Being around the emergence of street theatre was massively exciting because we were asking how the form could work, what we were doing. It was similar with early circus theatre. There are still lots of good questions we are researching. We still have integration week where we look at how you put forms together; how to put juggling and aerial together, how to incorporate theatre and text with physical work. It can be as simple as literally, how do you say something when you are all puffed out. It's a very different prospect from just making an act for a cabaret. There is something in just not dropping the balls, or falling off the trapeze. There is risk and danger, success and failure, all those inherent things that can be metaphors for the human condition, but they are only metaphors if you think in those terms. If not, it's just anthropology. You just say, well, that's the culture of this thing. You are separate from it and you can't relate to it.

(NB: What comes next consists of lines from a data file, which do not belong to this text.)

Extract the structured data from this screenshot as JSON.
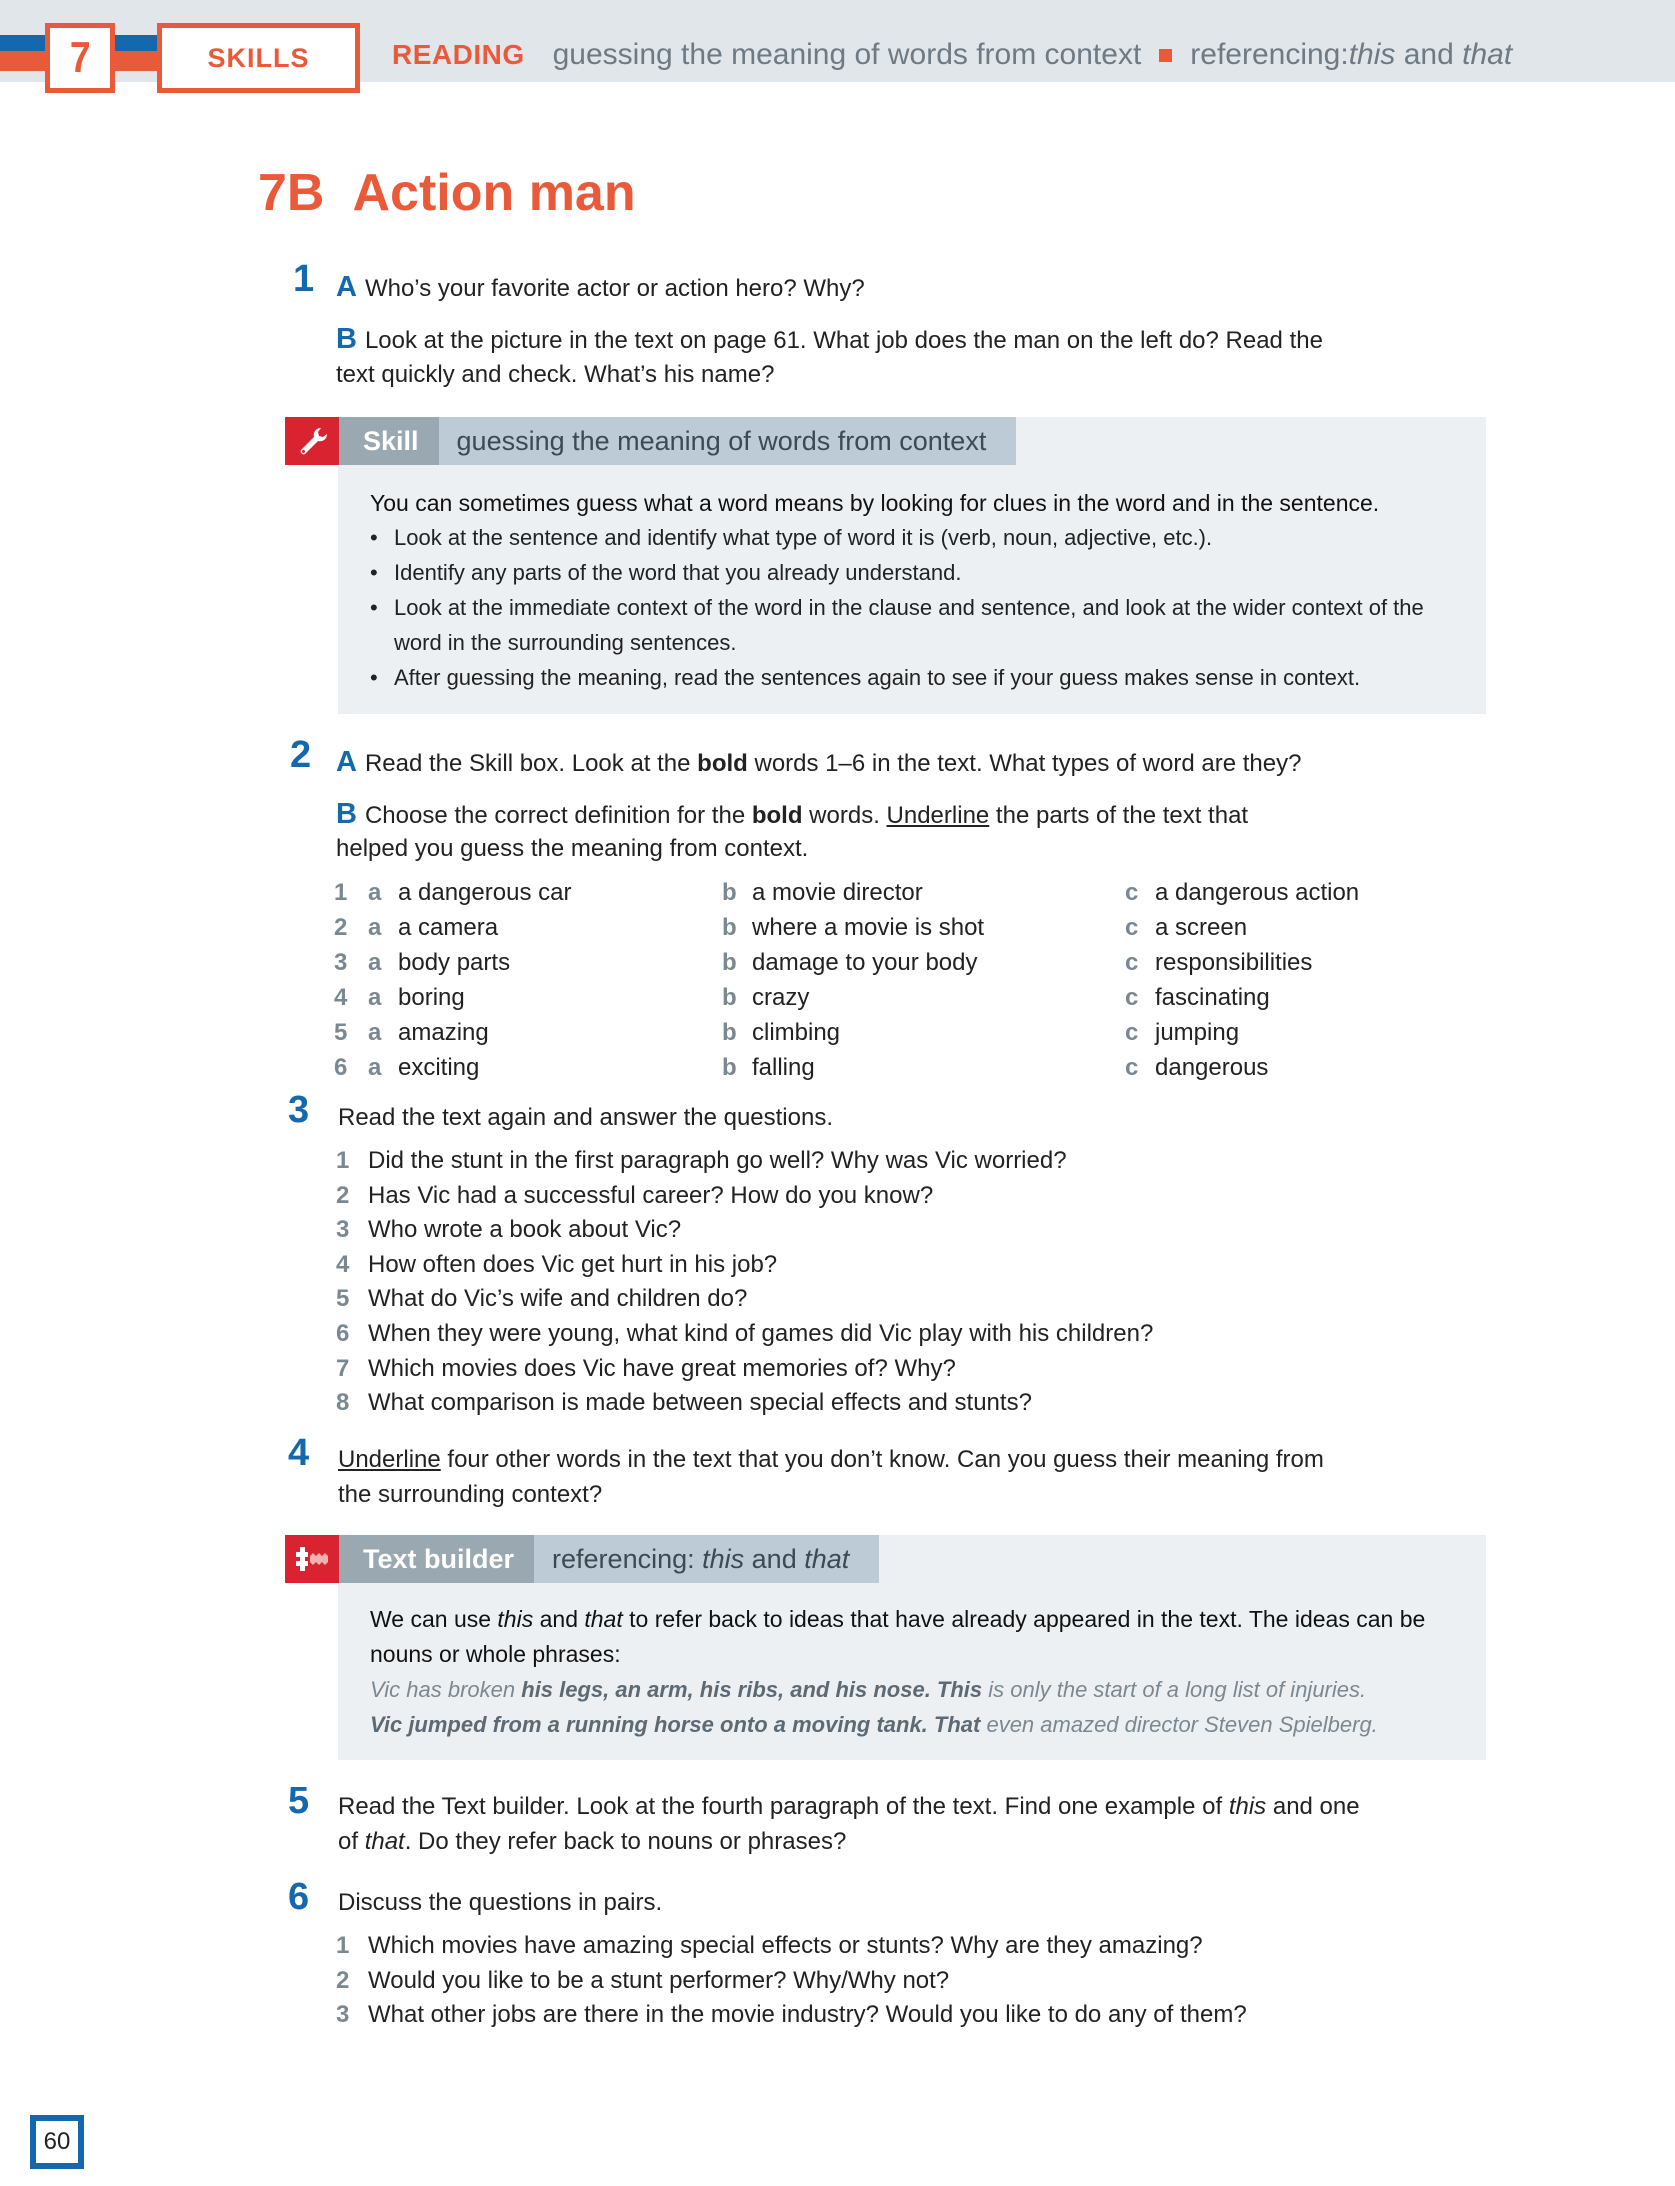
{
  "header": {
    "unit_number": "7",
    "section_label": "SKILLS",
    "reading_label": "READING",
    "topic_1": "guessing the meaning of words from context",
    "topic_2_prefix": "referencing: ",
    "topic_2_this": "this",
    "topic_2_and": " and ",
    "topic_2_that": "that",
    "colors": {
      "orange": "#e95a3b",
      "blue": "#1468ad",
      "band": "#e1e6ea"
    }
  },
  "title": {
    "code": "7B",
    "text": "Action man"
  },
  "ex1": {
    "number": "1",
    "a_letter": "A",
    "a_text": "Who’s your favorite actor or action hero? Why?",
    "b_letter": "B",
    "b_line1": "Look at the picture in the text on page 61. What job does the man on the left do? Read the",
    "b_line2": "text quickly and check. What’s his name?"
  },
  "skill_box": {
    "icon": "wrench-icon",
    "label": "Skill",
    "topic": "guessing the meaning of words from context",
    "intro": "You can sometimes guess what a word means by looking for clues in the word and in the sentence.",
    "bullets": [
      "Look at the sentence and identify what type of word it is (verb, noun, adjective, etc.).",
      "Identify any parts of the word that you already understand.",
      "Look at the immediate context of the word in the clause and sentence, and look at the wider context of the word in the surrounding sentences.",
      "After guessing the meaning, read the sentences again to see if your guess makes sense in context."
    ]
  },
  "ex2": {
    "number": "2",
    "a_letter": "A",
    "a_pre": "Read the Skill box. Look at the ",
    "a_bold": "bold",
    "a_post": " words 1–6 in the text. What types of word are they?",
    "b_letter": "B",
    "b_pre": "Choose the correct definition for the ",
    "b_bold": "bold",
    "b_mid": " words. ",
    "b_underline": "Underline",
    "b_post": " the parts of the text that",
    "b_line2": "helped you guess the meaning from context.",
    "options": [
      {
        "n": "1",
        "a": "a dangerous car",
        "b": "a movie director",
        "c": "a dangerous action"
      },
      {
        "n": "2",
        "a": "a camera",
        "b": "where a movie is shot",
        "c": "a screen"
      },
      {
        "n": "3",
        "a": "body parts",
        "b": "damage to your body",
        "c": "responsibilities"
      },
      {
        "n": "4",
        "a": "boring",
        "b": "crazy",
        "c": "fascinating"
      },
      {
        "n": "5",
        "a": "amazing",
        "b": "climbing",
        "c": "jumping"
      },
      {
        "n": "6",
        "a": "exciting",
        "b": "falling",
        "c": "dangerous"
      }
    ],
    "letters": {
      "a": "a",
      "b": "b",
      "c": "c"
    }
  },
  "ex3": {
    "number": "3",
    "instruction": "Read the text again and answer the questions.",
    "questions": [
      {
        "n": "1",
        "text": "Did the stunt in the first paragraph go well? Why was Vic worried?"
      },
      {
        "n": "2",
        "text": "Has Vic had a successful career? How do you know?"
      },
      {
        "n": "3",
        "text": "Who wrote a book about Vic?"
      },
      {
        "n": "4",
        "text": "How often does Vic get hurt in his job?"
      },
      {
        "n": "5",
        "text": "What do Vic’s wife and children do?"
      },
      {
        "n": "6",
        "text": "When they were young, what kind of games did Vic play with his children?"
      },
      {
        "n": "7",
        "text": "Which movies does Vic have great memories of? Why?"
      },
      {
        "n": "8",
        "text": "What comparison is made between special effects and stunts?"
      }
    ]
  },
  "ex4": {
    "number": "4",
    "underline": "Underline",
    "line1_post": " four other words in the text that you don’t know. Can you guess their meaning from",
    "line2": "the surrounding context?"
  },
  "text_builder": {
    "icon": "puzzle-icon",
    "label": "Text builder",
    "topic_prefix": "referencing: ",
    "topic_this": "this",
    "topic_and": " and ",
    "topic_that": "that",
    "intro_1": "We can use ",
    "intro_this": "this",
    "intro_2": " and ",
    "intro_that": "that",
    "intro_3": " to refer back to ideas that have already appeared in the text. The ideas can be",
    "intro_line2": "nouns or whole phrases:",
    "ex1_pre": "Vic has broken ",
    "ex1_bold": "his legs, an arm, his ribs, and his nose. This",
    "ex1_post": " is only the start of a long list of injuries.",
    "ex2_bold": "Vic jumped from a running horse onto a moving tank. That",
    "ex2_post": " even amazed director Steven Spielberg."
  },
  "ex5": {
    "number": "5",
    "line1_pre": "Read the Text builder. Look at the fourth paragraph of the text. Find one example of ",
    "line1_this": "this",
    "line1_post": " and one",
    "line2_pre": "of ",
    "line2_that": "that",
    "line2_post": ". Do they refer back to nouns or phrases?"
  },
  "ex6": {
    "number": "6",
    "instruction": "Discuss the questions in pairs.",
    "questions": [
      {
        "n": "1",
        "text": "Which movies have amazing special effects or stunts? Why are they amazing?"
      },
      {
        "n": "2",
        "text": "Would you like to be a stunt performer? Why/Why not?"
      },
      {
        "n": "3",
        "text": "What other jobs are there in the movie industry? Would you like to do any of them?"
      }
    ]
  },
  "page_number": "60"
}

My last question relates to politics. One of the top questions on my list when I talk to artists is about the politics of the work they make. The intersection of politics and circus seems a little less obvious to me, however. Can circus be political? Is circus always political? Can you separate politics from circus?
It's a lovely huge question, and one which I get very excited about! Circus is interesting because it is a culturally contentious form. It has these pulls between great conservatism and radicalism. Of course, everything is always political – you only have to look at Archaos and all that sort of thing. That was very political. Less overtly, and less obviously, so is Cirque du Soleil in the model they use and their attitude to cultures around the world What is uncommon, however, is for circus to be talked about in those terms, and I think that's a shame. It's seen as countercultural in a vague sort of way, and it's very unformed. The people involved as well may have made some political decision, they've sort of dropped out, but they might not see it as working in politics. Circus can bring in issues of gender politics through its performativity, and self-presentation, and the way relationships are presented on stage. We struggle to develop awareness of that with the students and even with some of the staff. People have takes on things, and sometimes there is awareness, but sometimes there isn't. Circus is a great home for people who don't necessarily fit in elsewhere, too, and my model is all about empowering people who would be rather powerless otherwise. Circus does literally empower – you gain confidence through success, you help people discover themselves and value their identity whatever that is. Rather than have them saying, I'm not good at this, that, or the other – which is what they have been taught – they say, well, I am good at this, and these are my values. It provides an alternative structure where there is a huge degree of acceptance. I've come out of discussions where circus schools are saying we need to train people to do a profession which will last ten years, but education is much bigger than that. You've got to train them for life. You've got to train them to think and how to be independent, how to explore and research. They might stop doing the skills after a few years, they might not get a job, and that doesn't matter. Even if they aren't the world's greatest aerialist, it doesn't mean they can't be a fantastic creative person, or just a fantastic person in other ways.